Three Mares is the parent company of three for-profit companies and all the proceeds are being donated to create a wave of cultural change for better. For all athletes. For all ages. For all sports.
I’ve seen firsthand how powerful sports are in shaping young people, young women specifically, into confident, driven and capable adults. But there’s dark side to sport that’s been buried for too long. Abuse is endemic in sport—and it’s affecting all sports and at the highest levels. You see the stories making headlines almost every day. George Morris (US Equestrian). Jerry Sandusky (Penn State Football). Larry Nassar (USA Gymnastics). Mitch Ivey (USA Swimming). Andy King (Youth Soccer Coach). Bill Peters (NHL Calgary Flames). And countless more.
Research shows that more than 50% of athletes will experience abuse in their sport. That’s a staggering stat and an entirely unacceptable one.
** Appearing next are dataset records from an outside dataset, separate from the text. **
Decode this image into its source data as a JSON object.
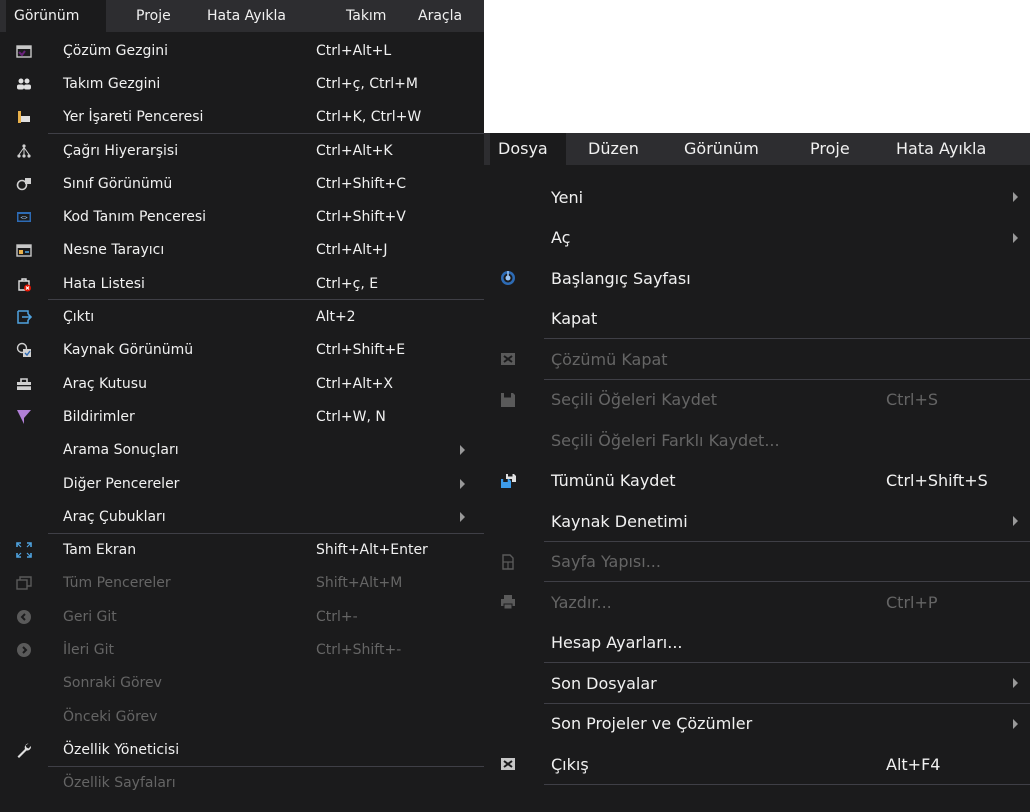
{
  "left_menu": {
    "menubar": [
      {
        "label": "Görünüm",
        "active": true
      },
      {
        "label": "Proje"
      },
      {
        "label": "Hata Ayıkla"
      },
      {
        "label": "Takım"
      },
      {
        "label": "Araçla"
      }
    ],
    "items": [
      {
        "label": "Çözüm Gezgini",
        "shortcut": "Ctrl+Alt+L",
        "icon": "solution-explorer-icon"
      },
      {
        "label": "Takım Gezgini",
        "shortcut": "Ctrl+ç, Ctrl+M",
        "icon": "team-explorer-icon"
      },
      {
        "label": "Yer İşareti Penceresi",
        "shortcut": "Ctrl+K, Ctrl+W",
        "icon": "bookmark-icon"
      },
      {
        "label": "Çağrı Hiyerarşisi",
        "shortcut": "Ctrl+Alt+K",
        "icon": "call-hierarchy-icon"
      },
      {
        "label": "Sınıf Görünümü",
        "shortcut": "Ctrl+Shift+C",
        "icon": "class-view-icon"
      },
      {
        "label": "Kod Tanım Penceresi",
        "shortcut": "Ctrl+Shift+V",
        "icon": "code-definition-icon"
      },
      {
        "label": "Nesne Tarayıcı",
        "shortcut": "Ctrl+Alt+J",
        "icon": "object-browser-icon"
      },
      {
        "label": "Hata Listesi",
        "shortcut": "Ctrl+ç, E",
        "icon": "error-list-icon"
      },
      {
        "label": "Çıktı",
        "shortcut": "Alt+2",
        "icon": "output-icon"
      },
      {
        "label": "Kaynak Görünümü",
        "shortcut": "Ctrl+Shift+E",
        "icon": "resource-view-icon"
      },
      {
        "label": "Araç Kutusu",
        "shortcut": "Ctrl+Alt+X",
        "icon": "toolbox-icon"
      },
      {
        "label": "Bildirimler",
        "shortcut": "Ctrl+W, N",
        "icon": "notifications-icon"
      },
      {
        "label": "Arama Sonuçları",
        "shortcut": "",
        "submenu": true
      },
      {
        "label": "Diğer Pencereler",
        "shortcut": "",
        "submenu": true
      },
      {
        "label": "Araç Çubukları",
        "shortcut": "",
        "submenu": true
      },
      {
        "label": "Tam Ekran",
        "shortcut": "Shift+Alt+Enter",
        "icon": "full-screen-icon"
      },
      {
        "label": "Tüm Pencereler",
        "shortcut": "Shift+Alt+M",
        "icon": "all-windows-icon",
        "disabled": true
      },
      {
        "label": "Geri Git",
        "shortcut": "Ctrl+-",
        "icon": "navigate-back-icon",
        "disabled": true
      },
      {
        "label": "İleri Git",
        "shortcut": "Ctrl+Shift+-",
        "icon": "navigate-forward-icon",
        "disabled": true
      },
      {
        "label": "Sonraki Görev",
        "shortcut": "",
        "disabled": true
      },
      {
        "label": "Önceki Görev",
        "shortcut": "",
        "disabled": true
      },
      {
        "label": "Özellik Yöneticisi",
        "shortcut": "",
        "icon": "property-manager-icon"
      },
      {
        "label": "Özellik Sayfaları",
        "shortcut": "",
        "disabled": true
      }
    ]
  },
  "right_menu": {
    "menubar": [
      {
        "label": "Dosya",
        "active": true
      },
      {
        "label": "Düzen"
      },
      {
        "label": "Görünüm"
      },
      {
        "label": "Proje"
      },
      {
        "label": "Hata Ayıkla"
      }
    ],
    "items": [
      {
        "label": "Yeni",
        "shortcut": "",
        "submenu": true
      },
      {
        "label": "Aç",
        "shortcut": "",
        "submenu": true
      },
      {
        "label": "Başlangıç Sayfası",
        "shortcut": "",
        "icon": "start-page-icon"
      },
      {
        "label": "Kapat",
        "shortcut": ""
      },
      {
        "label": "Çözümü Kapat",
        "shortcut": "",
        "icon": "close-solution-icon",
        "disabled": true
      },
      {
        "label": "Seçili Öğeleri Kaydet",
        "shortcut": "Ctrl+S",
        "icon": "save-icon",
        "disabled": true
      },
      {
        "label": "Seçili Öğeleri Farklı Kaydet...",
        "shortcut": "",
        "disabled": true
      },
      {
        "label": "Tümünü Kaydet",
        "shortcut": "Ctrl+Shift+S",
        "icon": "save-all-icon"
      },
      {
        "label": "Kaynak Denetimi",
        "shortcut": "",
        "submenu": true
      },
      {
        "label": "Sayfa Yapısı...",
        "shortcut": "",
        "icon": "page-setup-icon",
        "disabled": true
      },
      {
        "label": "Yazdır...",
        "shortcut": "Ctrl+P",
        "icon": "print-icon",
        "disabled": true
      },
      {
        "label": "Hesap Ayarları...",
        "shortcut": ""
      },
      {
        "label": "Son Dosyalar",
        "shortcut": "",
        "submenu": true
      },
      {
        "label": "Son Projeler ve Çözümler",
        "shortcut": "",
        "submenu": true
      },
      {
        "label": "Çıkış",
        "shortcut": "Alt+F4",
        "icon": "exit-icon"
      }
    ]
  }
}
Sport should be the safest place for our kids. And it should be accessible to everyone. Not just those with means.
So let’s fix that.
Let’s work toward healthy coaching. Let’s work towards transparency in our sporting organizations. Let’s work towards accessibility. Let’s build sport cultures where our kids can thrive.
And let’s do it now.
We’re just getting started with Three Mares but I have huge ambitions for it. I want to build this company as big as possible so we can do as much good as possible. And I want to use it as a platform. I want Three Mares to shine a light on organizations and people who don’t just teach athletes excellence in the arena, but also in life. I want to celebrate the do gooders. The changemakers. The dreamers.
There’s so much I want to do. I don’t know that I’ll ever feel I’ve done enough. The day I die will be the day I stop.
And I hope by then I’ve written a damn good obit.